Why record in Georgia? “The way Nashville does country, and Atlanta, where it fits into the scene, is the hip-hop genre,” says Zumpano. “I have an influx of people here who know how to do hip-hop. That Dirty South thing that came up 15, 20 years ago is still kinda the mark here in Atlanta. There’s something about creating that here that becomes attractive.”
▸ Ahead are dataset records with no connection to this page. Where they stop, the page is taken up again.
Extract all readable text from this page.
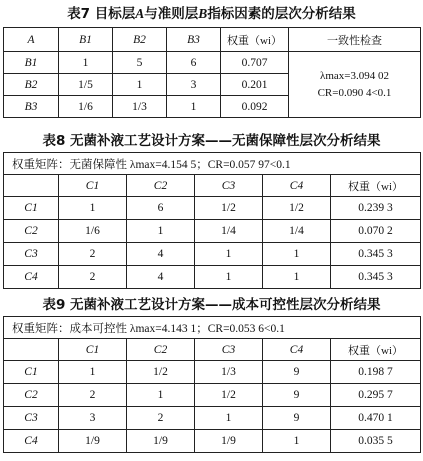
表7 目标层A与准则层B指标因素的层次分析结果
A	B1	B2	B3	权重（wi）	一致性检查
B1	1	5	6	0.707	λmax=3.094 02
CR=0.090 4<0.1

B2	1/5	1	3	0.201	
B3	1/6	1/3	1	0.092	
表8 无菌补液工艺设计方案——无菌保障性层次分析结果
权重矩阵：无菌保障性 λmax=4.154 5；CR=0.057 97<0.1					
	C1	C2	C3	C4	权重（wi）
C1	1	6	1/2	1/2	0.239 3
C2	1/6	1	1/4	1/4	0.070 2
C3	2	4	1	1	0.345 3
C4	2	4	1	1	0.345 3
表9 无菌补液工艺设计方案——成本可控性层次分析结果
权重矩阵：成本可控性 λmax=4.143 1；CR=0.053 6<0.1					
	C1	C2	C3	C4	权重（wi）
C1	1	1/2	1/3	9	0.198 7
C2	2	1	1/2	9	0.295 7
C3	3	2	1	9	0.470 1
C4	1/9	1/9	1/9	1	0.035 5
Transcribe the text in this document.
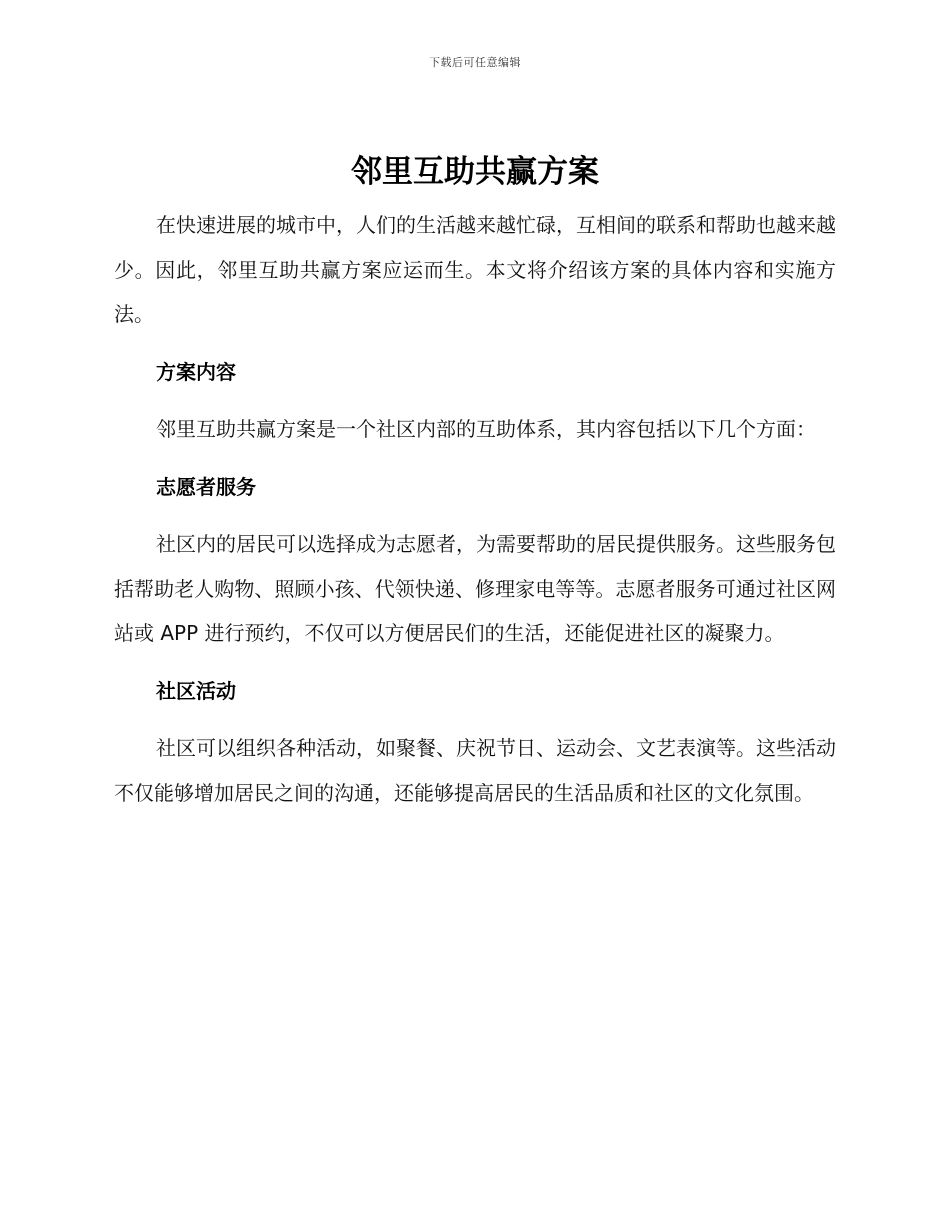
下载后可任意编辑
邻里互助共赢方案

在快速进展的城市中，人们的生活越来越忙碌，互相间的联系和帮助也越来越少。因此，邻里互助共赢方案应运而生。本文将介绍该方案的具体内容和实施方法。

方案内容

邻里互助共赢方案是一个社区内部的互助体系，其内容包括以下几个方面：

志愿者服务

社区内的居民可以选择成为志愿者，为需要帮助的居民提供服务。这些服务包括帮助老人购物、照顾小孩、代领快递、修理家电等等。志愿者服务可通过社区网站或 APP 进行预约，不仅可以方便居民们的生活，还能促进社区的凝聚力。

社区活动

社区可以组织各种活动，如聚餐、庆祝节日、运动会、文艺表演等。这些活动不仅能够增加居民之间的沟通，还能够提高居民的生活品质和社区的文化氛围。
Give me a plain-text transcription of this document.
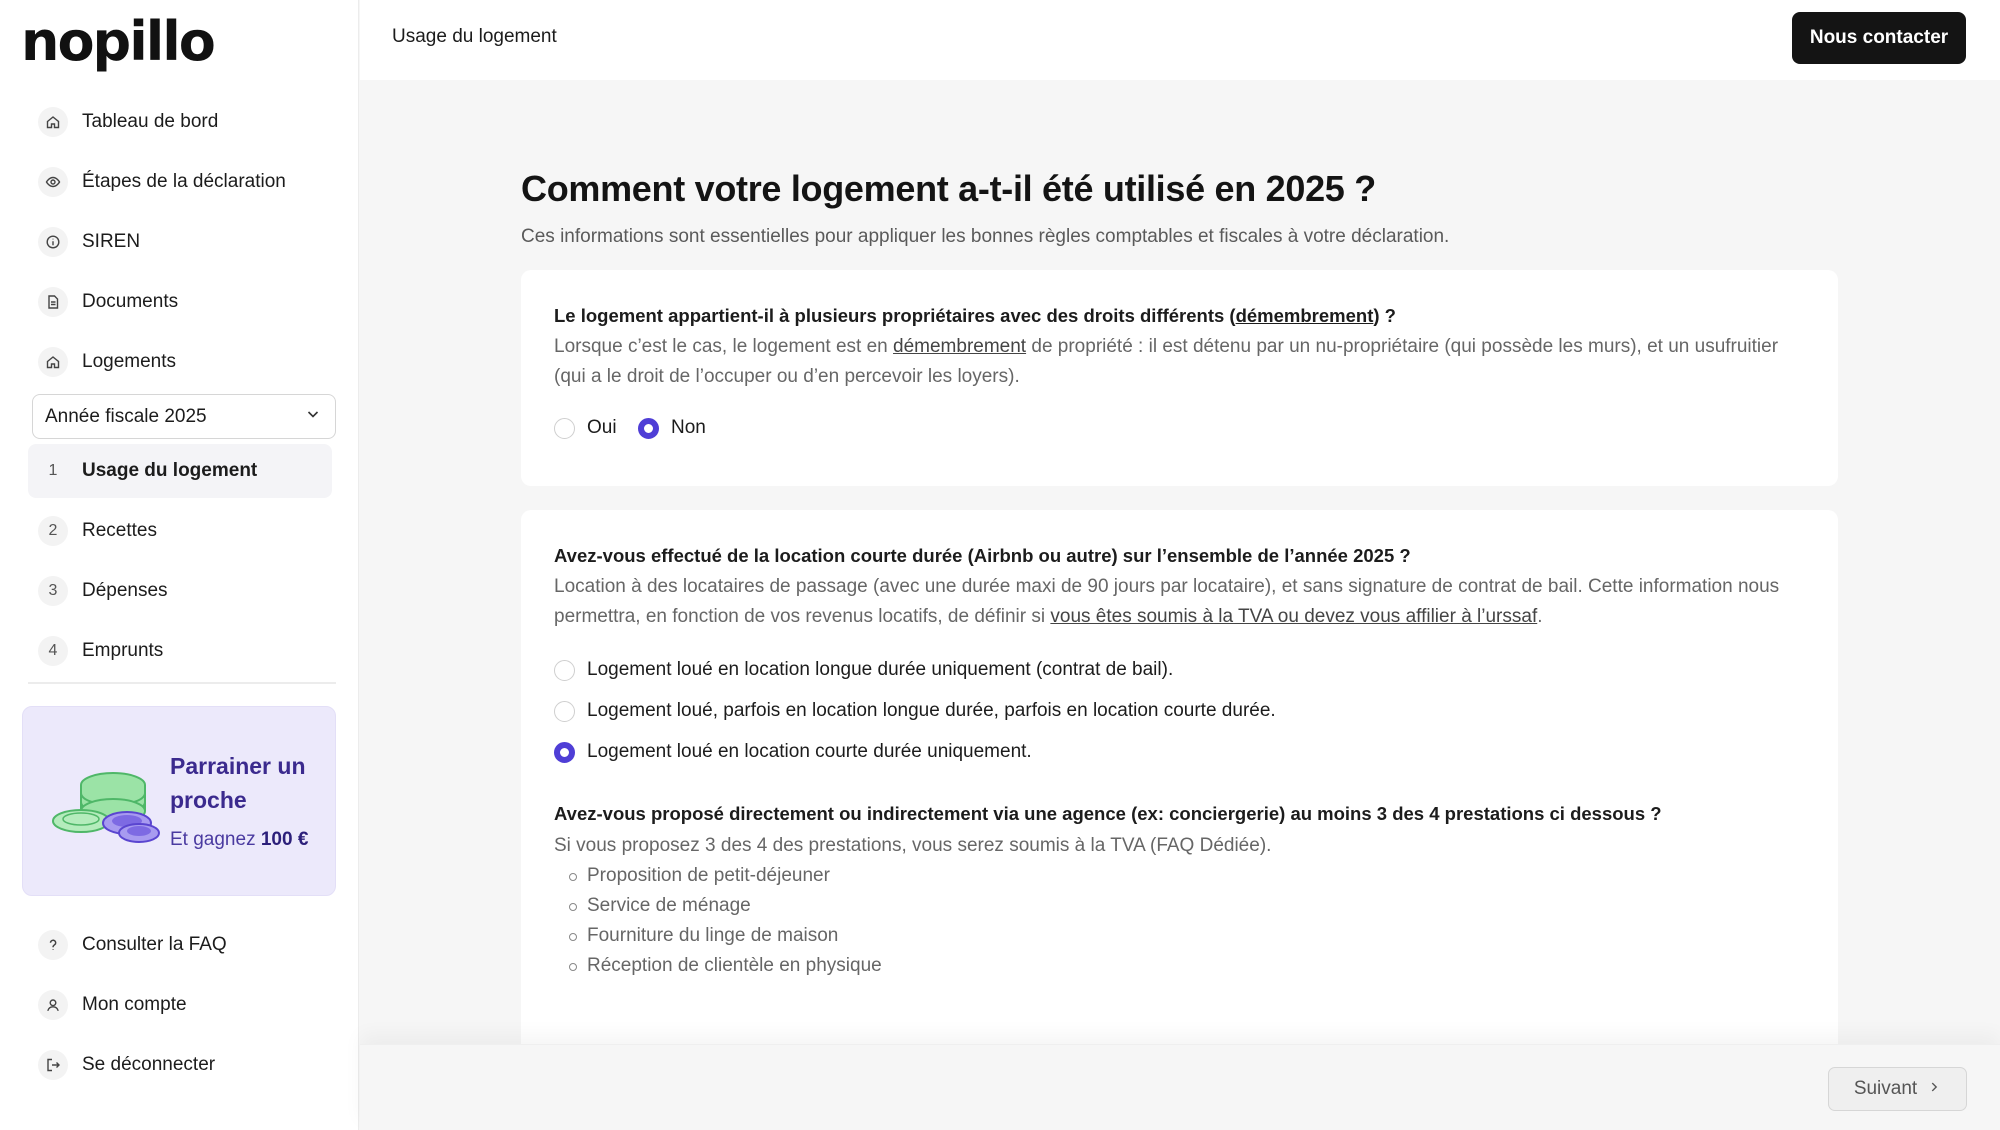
nopillo
Tableau de bord
Étapes de la déclaration
SIREN
Documents
Logements
Année fiscale 2025
1	Usage du logement
2	Recettes
3	Dépenses
4	Emprunts
Parrainer un proche
Et gagnez 100 €
Consulter la FAQ
Mon compte
Se déconnecter
Usage du logement	Nous contacter
Comment votre logement a-t-il été utilisé en 2025 ?
Ces informations sont essentielles pour appliquer les bonnes règles comptables et fiscales à votre déclaration.
Le logement appartient-il à plusieurs propriétaires avec des droits différents (démembrement) ?
Lorsque c’est le cas, le logement est en démembrement de propriété : il est détenu par un nu-propriétaire (qui possède les murs), et un usufruitier (qui a le droit de l’occuper ou d’en percevoir les loyers).
Oui	Non
Avez-vous effectué de la location courte durée (Airbnb ou autre) sur l’ensemble de l’année 2025 ?
Location à des locataires de passage (avec une durée maxi de 90 jours par locataire), et sans signature de contrat de bail. Cette information nous permettra, en fonction de vos revenus locatifs, de définir si vous êtes soumis à la TVA ou devez vous affilier à l’urssaf.
Logement loué en location longue durée uniquement (contrat de bail).
Logement loué, parfois en location longue durée, parfois en location courte durée.
Logement loué en location courte durée uniquement.
Avez-vous proposé directement ou indirectement via une agence (ex: conciergerie) au moins 3 des 4 prestations ci dessous ?
Si vous proposez 3 des 4 des prestations, vous serez soumis à la TVA (FAQ Dédiée).
Proposition de petit-déjeuner
Service de ménage
Fourniture du linge de maison
Réception de clientèle en physique
Suivant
Past clients: India.Arie, Janelle Monáe, Yonrico Scott, Rick Ross, Usher, Jazze Pha, Young Jeezy, De La Soul, Tinsley Ellis, Nellyt
Upcoming projects: “The biggest thing that’s coming out is the new Wale record, he’s getting a lot of good response on Warner Brothers,” says Zumpano. “Sean Garrett has been writing for Brandi, and the Ciara record is upcoming. Then there’s this new German singer Azin who’s trying to break into the U.S. scene.”
A deeper community
Those are some of Georgia’s most prominent studios, but there are more to be found that serve different needs, whether it’s Pigpen Studios and Jim Hawkins’ Studio 1093 in Athens, Sonica Recording or Real 2 Reel in Atlanta, Shadow Sound and Muscadine Recording in Macon, or Savannah’s Elevated Basement Studios. What unites them all is a commitment to Georgia’s music community.
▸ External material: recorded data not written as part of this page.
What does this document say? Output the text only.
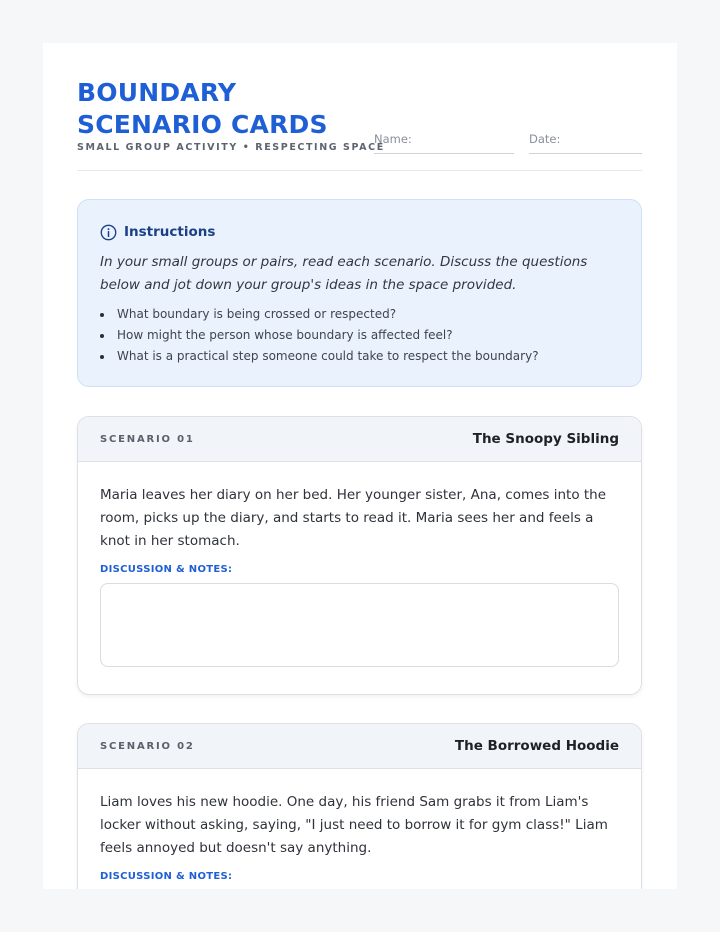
BOUNDARY
SCENARIO CARDS
SMALL GROUP ACTIVITY • RESPECTING SPACE
Name:	Date:
Instructions

In your small groups or pairs, read each scenario. Discuss the questions below and jot down your group's ideas in the space provided.

What boundary is being crossed or respected?
How might the person whose boundary is affected feel?
What is a practical step someone could take to respect the boundary?
SCENARIO 01	The Snoopy Sibling

Maria leaves her diary on her bed. Her younger sister, Ana, comes into the room, picks up the diary, and starts to read it. Maria sees her and feels a knot in her stomach.

DISCUSSION & NOTES:
SCENARIO 02	The Borrowed Hoodie

Liam loves his new hoodie. One day, his friend Sam grabs it from Liam's locker without asking, saying, "I just need to borrow it for gym class!" Liam feels annoyed but doesn't say anything.

DISCUSSION & NOTES:
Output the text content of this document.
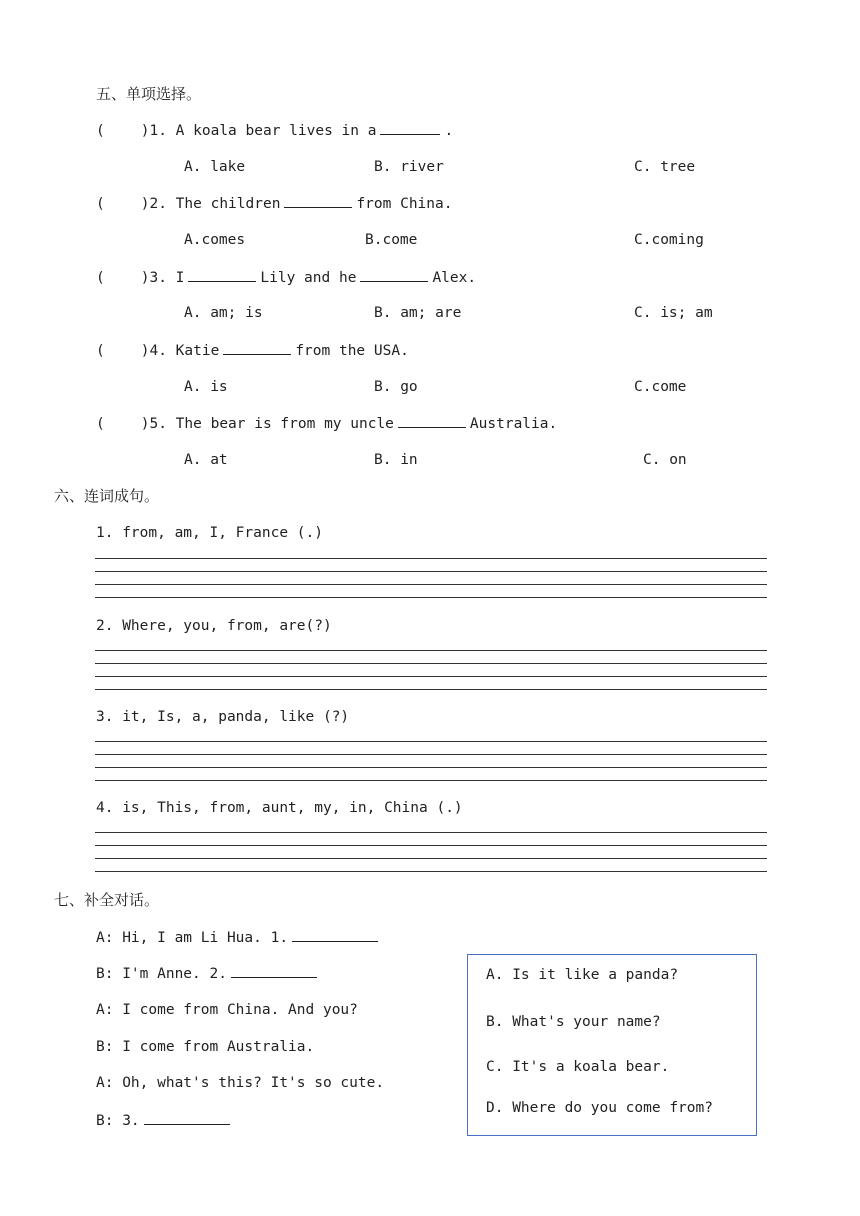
五、单项选择。
( )1. A koala bear lives in a	.
A. lake	B. river	C. tree
( )2. The children	from China.
A.comes	B.come	C.coming
( )3. I	Lily and he	Alex.
A. am; is	B. am; are	C. is; am
( )4. Katie	from the USA.
A. is	B. go	C.come
( )5. The bear is from my uncle	Australia.
A. at	B. in	C. on
六、连词成句。
1. from, am, I, France (.)
2. Where, you, from, are(?)
3. it, Is, a, panda, like (?)
4. is, This, from, aunt, my, in, China (.)
七、补全对话。
A: Hi, I am Li Hua. 1.
B: I'm Anne. 2.
A: I come from China. And you?
B: I come from Australia.
A: Oh, what's this? It's so cute.
B: 3.
A. Is it like a panda?
B. What's your name?
C. It's a koala bear.
D. Where do you come from?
“From Jimmy Z at ZAC, to Joe and Bill at Doppler to the Tree Sound guys,” says Silent Sound’s TK Kidd, “we all grew up together and take care of each other if there’s gear we need or there’s an emergency. We all understand that when one of us wins, we all do. The studio community wasn’t always like that here, but as we all grew up seeing some of the backbiting, we’ve all evolved into the community that works well together.”